McCoy and Sheila Singleton, both black women from Jacksonville, are the named plaintiffs in the federal lawsuit filed on Monday by the SPLC in the Northern District of Florida. The lawsuit argues that the new law violates amendments 8, 14 and 24 of the U.S. Constitution, which guarantees equal protection under the law, consideration of a defendant’s ability to pay, and freedom from poll taxes and excessive fines.  

The SPLC lawsuit was filed on behalf of people like McCoy who had their right to vote rescinded “based purely on their low-income economic status,” the complaint states. “The State of Florida has a very long and storied history of denying poor people, racial minorities, and women the right to vote.”

Nancy Abudu, deputy legal director for voting rights at the SPLC, said McCoy and others in her situation are in danger of being disenfranchised again. Gov. Ron DeSantis, one of the named defendants in the suit, signed the bill into law on June 28. Also named as defendants in the lawsuit are Florida Secretary of State Laurel M. Lee and Duval County (Jacksonville) Supervisor of Elections Mike Hogan.

“When Gov. DeSantis signed this law, he created a permanent group of second-class citizens,” Abudu said.Under this law, people who have outstanding fines, court fees and restitution – even when they have been converted from criminal sentences to civil liens – will be denied their fundamental right to vote.”

Black women disenfranchised

Women of color are paid less than their male and white female counterparts, and are likely to be more adversely affected by the new law, the SPLC argues. Nearly a quarter of all black women in Florida live below the poverty line and the unemployment rate for black women with a felony conviction is more than 43 percent. 

Senate Bill 7066 causes even more harm to people like McCoy and Singleton because they are black women with low incomes. Black women in Florida live in poverty at more than twice the rate of white women, and lower-income women of color represent a disproportionate and growing number of people in the criminal justice system. When women of color also have criminal records, their employment opportunities greatly diminish.

If people like McCoy and Singleton had the money to satisfy their court-imposed fines and fees, they would be eligible to vote under the law. Therefore, the law discriminates against them because they are black women with low incomes, according to the lawsuit.

The new law contradicts the intent and plain language of Amendment 4, the lawsuit states.

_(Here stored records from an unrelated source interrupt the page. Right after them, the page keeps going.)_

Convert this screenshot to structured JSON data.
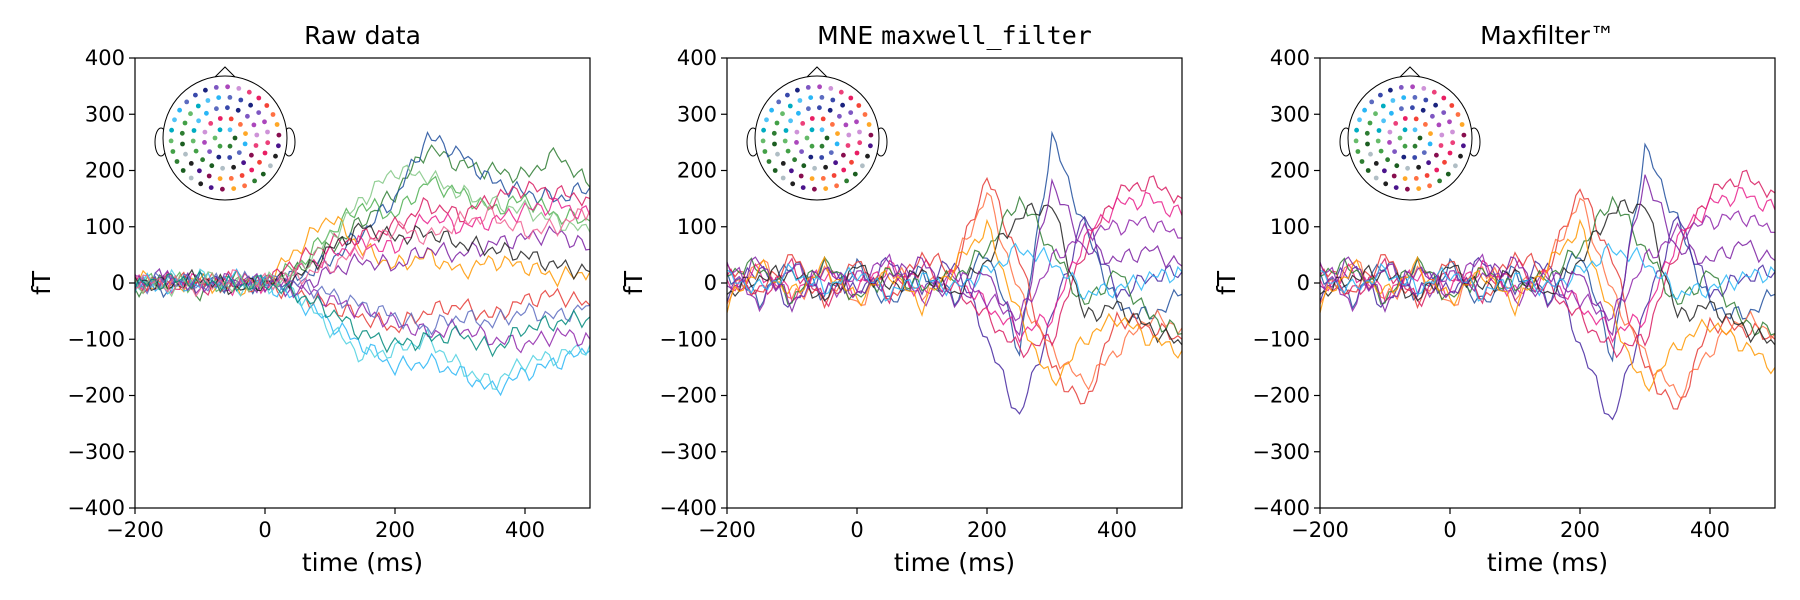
{
  "figure": {
    "background": "#ffffff"
  },
  "chart_data": [
    {
      "type": "line",
      "title": "Raw data",
      "title_parts": [
        {
          "text": "Raw data",
          "mono": false
        }
      ],
      "xlabel": "time (ms)",
      "ylabel": "fT",
      "xlim": [
        -200,
        500
      ],
      "ylim": [
        -400,
        400
      ],
      "xticks": [
        -200,
        0,
        200,
        400
      ],
      "xtick_labels": [
        "−200",
        "0",
        "200",
        "400"
      ],
      "yticks": [
        -400,
        -300,
        -200,
        -100,
        0,
        100,
        200,
        300,
        400
      ],
      "ytick_labels": [
        "−400",
        "−300",
        "−200",
        "−100",
        "0",
        "100",
        "200",
        "300",
        "400"
      ],
      "grid": false,
      "legend": "sensor-position head inset, top-left",
      "series": [
        {
          "color": "#2e7d32",
          "values": [
            -10,
            5,
            -15,
            10,
            0,
            20,
            60,
            110,
            160,
            240,
            210,
            200,
            190,
            230,
            170
          ]
        },
        {
          "color": "#1f4e9c",
          "values": [
            5,
            -10,
            10,
            -5,
            0,
            10,
            40,
            90,
            150,
            260,
            230,
            180,
            160,
            150,
            170
          ]
        },
        {
          "color": "#4caf50",
          "values": [
            -5,
            10,
            -5,
            5,
            0,
            30,
            90,
            140,
            120,
            180,
            160,
            130,
            150,
            120,
            110
          ]
        },
        {
          "color": "#ff9800",
          "values": [
            10,
            -5,
            5,
            -10,
            0,
            60,
            120,
            60,
            30,
            50,
            20,
            40,
            30,
            10,
            20
          ]
        },
        {
          "color": "#d81b60",
          "values": [
            -5,
            5,
            -10,
            10,
            0,
            40,
            70,
            80,
            100,
            140,
            120,
            150,
            170,
            160,
            150
          ]
        },
        {
          "color": "#e91e8c",
          "values": [
            0,
            -5,
            5,
            -5,
            0,
            20,
            50,
            70,
            60,
            120,
            100,
            110,
            130,
            140,
            120
          ]
        },
        {
          "color": "#7b1fa2",
          "values": [
            5,
            10,
            -5,
            0,
            0,
            -10,
            20,
            40,
            30,
            60,
            50,
            70,
            80,
            90,
            60
          ]
        },
        {
          "color": "#e53935",
          "values": [
            -10,
            0,
            5,
            -5,
            0,
            -20,
            -40,
            -60,
            -80,
            -50,
            -40,
            -60,
            -30,
            -20,
            -40
          ]
        },
        {
          "color": "#29b6f6",
          "values": [
            5,
            -10,
            0,
            10,
            0,
            -30,
            -70,
            -110,
            -150,
            -140,
            -160,
            -190,
            -160,
            -140,
            -120
          ]
        },
        {
          "color": "#4dd0e1",
          "values": [
            -5,
            5,
            10,
            -10,
            0,
            -20,
            -80,
            -130,
            -120,
            -100,
            -150,
            -180,
            -140,
            -130,
            -110
          ]
        },
        {
          "color": "#8e24aa",
          "values": [
            0,
            5,
            -5,
            5,
            0,
            -10,
            -30,
            -50,
            -70,
            -90,
            -80,
            -100,
            -110,
            -90,
            -100
          ]
        },
        {
          "color": "#212121",
          "values": [
            5,
            -5,
            10,
            -10,
            0,
            10,
            60,
            100,
            80,
            90,
            70,
            60,
            50,
            30,
            20
          ]
        },
        {
          "color": "#5c6bc0",
          "values": [
            -10,
            10,
            -5,
            5,
            0,
            0,
            -20,
            -40,
            -60,
            -80,
            -60,
            -70,
            -50,
            -60,
            -40
          ]
        },
        {
          "color": "#81c784",
          "values": [
            0,
            -10,
            10,
            -5,
            0,
            20,
            80,
            150,
            200,
            190,
            160,
            140,
            130,
            110,
            90
          ]
        },
        {
          "color": "#f06292",
          "values": [
            5,
            0,
            -10,
            10,
            0,
            10,
            30,
            60,
            100,
            80,
            110,
            120,
            90,
            100,
            130
          ]
        },
        {
          "color": "#00897b",
          "values": [
            -5,
            5,
            5,
            -5,
            0,
            -20,
            -50,
            -90,
            -110,
            -100,
            -90,
            -120,
            -80,
            -70,
            -60
          ]
        }
      ],
      "x": [
        -200,
        -150,
        -100,
        -50,
        0,
        50,
        100,
        150,
        200,
        250,
        300,
        350,
        400,
        450,
        500
      ]
    },
    {
      "type": "line",
      "title": "MNE maxwell_filter",
      "title_parts": [
        {
          "text": "MNE ",
          "mono": false
        },
        {
          "text": "maxwell_filter",
          "mono": true
        }
      ],
      "xlabel": "time (ms)",
      "ylabel": "fT",
      "xlim": [
        -200,
        500
      ],
      "ylim": [
        -400,
        400
      ],
      "xticks": [
        -200,
        0,
        200,
        400
      ],
      "xtick_labels": [
        "−200",
        "0",
        "200",
        "400"
      ],
      "yticks": [
        -400,
        -300,
        -200,
        -100,
        0,
        100,
        200,
        300,
        400
      ],
      "ytick_labels": [
        "−400",
        "−300",
        "−200",
        "−100",
        "0",
        "100",
        "200",
        "300",
        "400"
      ],
      "grid": false,
      "legend": "sensor-position head inset, top-left",
      "series": [
        {
          "color": "#1f4e9c",
          "values": [
            20,
            -30,
            40,
            -20,
            30,
            -40,
            20,
            -30,
            60,
            -120,
            260,
            100,
            -40,
            -60,
            -20
          ]
        },
        {
          "color": "#4527a0",
          "values": [
            -20,
            30,
            -40,
            30,
            -20,
            40,
            -10,
            40,
            -100,
            -240,
            -60,
            120,
            -20,
            10,
            20
          ]
        },
        {
          "color": "#e53935",
          "values": [
            30,
            -20,
            50,
            -40,
            40,
            -30,
            50,
            20,
            190,
            40,
            -150,
            -220,
            -60,
            -80,
            -100
          ]
        },
        {
          "color": "#ff7043",
          "values": [
            -30,
            40,
            -30,
            20,
            -40,
            30,
            -20,
            30,
            160,
            -20,
            -120,
            -180,
            -120,
            -60,
            -80
          ]
        },
        {
          "color": "#d81b60",
          "values": [
            10,
            -20,
            30,
            -30,
            20,
            -20,
            30,
            -10,
            -60,
            -120,
            -100,
            60,
            160,
            180,
            150
          ]
        },
        {
          "color": "#e91e8c",
          "values": [
            -10,
            20,
            -20,
            20,
            -10,
            30,
            -20,
            10,
            -40,
            -90,
            -60,
            80,
            140,
            150,
            120
          ]
        },
        {
          "color": "#2e7d32",
          "values": [
            20,
            30,
            -30,
            40,
            -30,
            20,
            -10,
            10,
            60,
            150,
            60,
            -40,
            20,
            -60,
            -90
          ]
        },
        {
          "color": "#212121",
          "values": [
            -20,
            10,
            20,
            -30,
            30,
            -10,
            20,
            -20,
            40,
            120,
            140,
            -60,
            -40,
            -80,
            -110
          ]
        },
        {
          "color": "#8e24aa",
          "values": [
            40,
            -40,
            30,
            -20,
            10,
            40,
            -30,
            20,
            -30,
            -60,
            40,
            90,
            100,
            110,
            80
          ]
        },
        {
          "color": "#ff9800",
          "values": [
            -40,
            30,
            -20,
            30,
            -30,
            20,
            -40,
            30,
            100,
            -60,
            -180,
            -100,
            -60,
            -100,
            -120
          ]
        },
        {
          "color": "#29b6f6",
          "values": [
            10,
            -10,
            20,
            -10,
            20,
            -20,
            10,
            -10,
            20,
            60,
            40,
            -20,
            -10,
            10,
            20
          ]
        },
        {
          "color": "#7b1fa2",
          "values": [
            -10,
            40,
            -40,
            30,
            -20,
            10,
            40,
            -40,
            20,
            -90,
            180,
            60,
            40,
            60,
            30
          ]
        }
      ],
      "x": [
        -200,
        -150,
        -100,
        -50,
        0,
        50,
        100,
        150,
        200,
        250,
        300,
        350,
        400,
        450,
        500
      ]
    },
    {
      "type": "line",
      "title": "Maxfilter™",
      "title_parts": [
        {
          "text": "Maxfilter™",
          "mono": false
        }
      ],
      "xlabel": "time (ms)",
      "ylabel": "fT",
      "xlim": [
        -200,
        500
      ],
      "ylim": [
        -400,
        400
      ],
      "xticks": [
        -200,
        0,
        200,
        400
      ],
      "xtick_labels": [
        "−200",
        "0",
        "200",
        "400"
      ],
      "yticks": [
        -400,
        -300,
        -200,
        -100,
        0,
        100,
        200,
        300,
        400
      ],
      "ytick_labels": [
        "−400",
        "−300",
        "−200",
        "−100",
        "0",
        "100",
        "200",
        "300",
        "400"
      ],
      "grid": false,
      "legend": "sensor-position head inset, top-left",
      "series": [
        {
          "color": "#1f4e9c",
          "values": [
            20,
            -30,
            40,
            -20,
            30,
            -40,
            20,
            -30,
            60,
            -130,
            240,
            110,
            -40,
            -60,
            -20
          ]
        },
        {
          "color": "#4527a0",
          "values": [
            -20,
            30,
            -40,
            30,
            -20,
            40,
            -10,
            40,
            -110,
            -250,
            -50,
            120,
            -20,
            10,
            20
          ]
        },
        {
          "color": "#e53935",
          "values": [
            30,
            -20,
            50,
            -40,
            40,
            -30,
            50,
            20,
            170,
            40,
            -150,
            -230,
            -70,
            -80,
            -100
          ]
        },
        {
          "color": "#ff7043",
          "values": [
            -30,
            40,
            -30,
            20,
            -40,
            30,
            -20,
            30,
            150,
            -20,
            -130,
            -200,
            -120,
            -60,
            -90
          ]
        },
        {
          "color": "#d81b60",
          "values": [
            10,
            -20,
            30,
            -30,
            20,
            -20,
            30,
            -10,
            -60,
            -120,
            -100,
            60,
            160,
            190,
            160
          ]
        },
        {
          "color": "#e91e8c",
          "values": [
            -10,
            20,
            -20,
            20,
            -10,
            30,
            -20,
            10,
            -40,
            -90,
            -60,
            80,
            140,
            160,
            130
          ]
        },
        {
          "color": "#2e7d32",
          "values": [
            20,
            30,
            -30,
            40,
            -30,
            20,
            -10,
            10,
            60,
            150,
            60,
            -40,
            20,
            -70,
            -90
          ]
        },
        {
          "color": "#212121",
          "values": [
            -20,
            10,
            20,
            -30,
            30,
            -10,
            20,
            -20,
            40,
            130,
            140,
            -60,
            -40,
            -80,
            -110
          ]
        },
        {
          "color": "#8e24aa",
          "values": [
            40,
            -40,
            30,
            -20,
            10,
            40,
            -30,
            20,
            -30,
            -60,
            40,
            90,
            110,
            120,
            90
          ]
        },
        {
          "color": "#ff9800",
          "values": [
            -40,
            30,
            -20,
            30,
            -30,
            20,
            -40,
            30,
            100,
            -60,
            -190,
            -110,
            -70,
            -110,
            -150
          ]
        },
        {
          "color": "#29b6f6",
          "values": [
            10,
            -10,
            20,
            -10,
            20,
            -20,
            10,
            -10,
            20,
            60,
            40,
            -20,
            -10,
            10,
            20
          ]
        },
        {
          "color": "#7b1fa2",
          "values": [
            -10,
            40,
            -40,
            30,
            -20,
            10,
            40,
            -40,
            20,
            -90,
            190,
            60,
            40,
            70,
            40
          ]
        }
      ],
      "x": [
        -200,
        -150,
        -100,
        -50,
        0,
        50,
        100,
        150,
        200,
        250,
        300,
        350,
        400,
        450,
        500
      ]
    }
  ],
  "head_inset": {
    "sensor_colors": [
      "#1b5e20",
      "#2e7d32",
      "#43a047",
      "#66bb6a",
      "#00acc1",
      "#4fc3f7",
      "#29b6f6",
      "#5c6bc0",
      "#3949ab",
      "#1a237e",
      "#7e57c2",
      "#ab47bc",
      "#ce93d8",
      "#ec407a",
      "#e91e63",
      "#f44336",
      "#ff7043",
      "#ffa726",
      "#880e4f",
      "#4a148c",
      "#212121",
      "#b0bec5"
    ]
  }
}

Florida voters overwhelmingly approved the constitutional amendment in November 2018 after recognizing that the law – which permanently bars people with felony convictions from voting even after serving their sentences – was unfair and discriminatory, Abudu said. 

The new law also creates an unconstitutional poll tax on people who cannot afford to buy back their right to vote, and promotes wealth-based discrimination as it violates the constitutional prohibition on cruel and unusual punishment, according to the lawsuit. 

Voting rights denied

“In a state where poverty rates among children, women and racial minorities remain disproportionately high, most especially among black women, the denial of voting rights based on one’s economic status is not only contrary to what true democracy looks like, but also feeds into widespread apathy and distrust of the political system,” Abudu said.

McCoy, who spent 21 months in prison and served 18 months on probation for charges of theft, racketeering and organized fraud, registered to vote in April and cast a ballot in Jacksonville’s runoff city council election in May. However, if an election were held today, the new law holds that people like McCoy, who owes more than $7,000 in court-ordered debt, would not be eligible to cast a ballot. 

McCoy said she cannot afford to repay the debt – as interest continues to accrue – even as her struggle to find employment has become harder because of her criminal conviction.

“I lost all my money, I lost everything,” McCoy said. “I’m not going to let them take my right to vote.”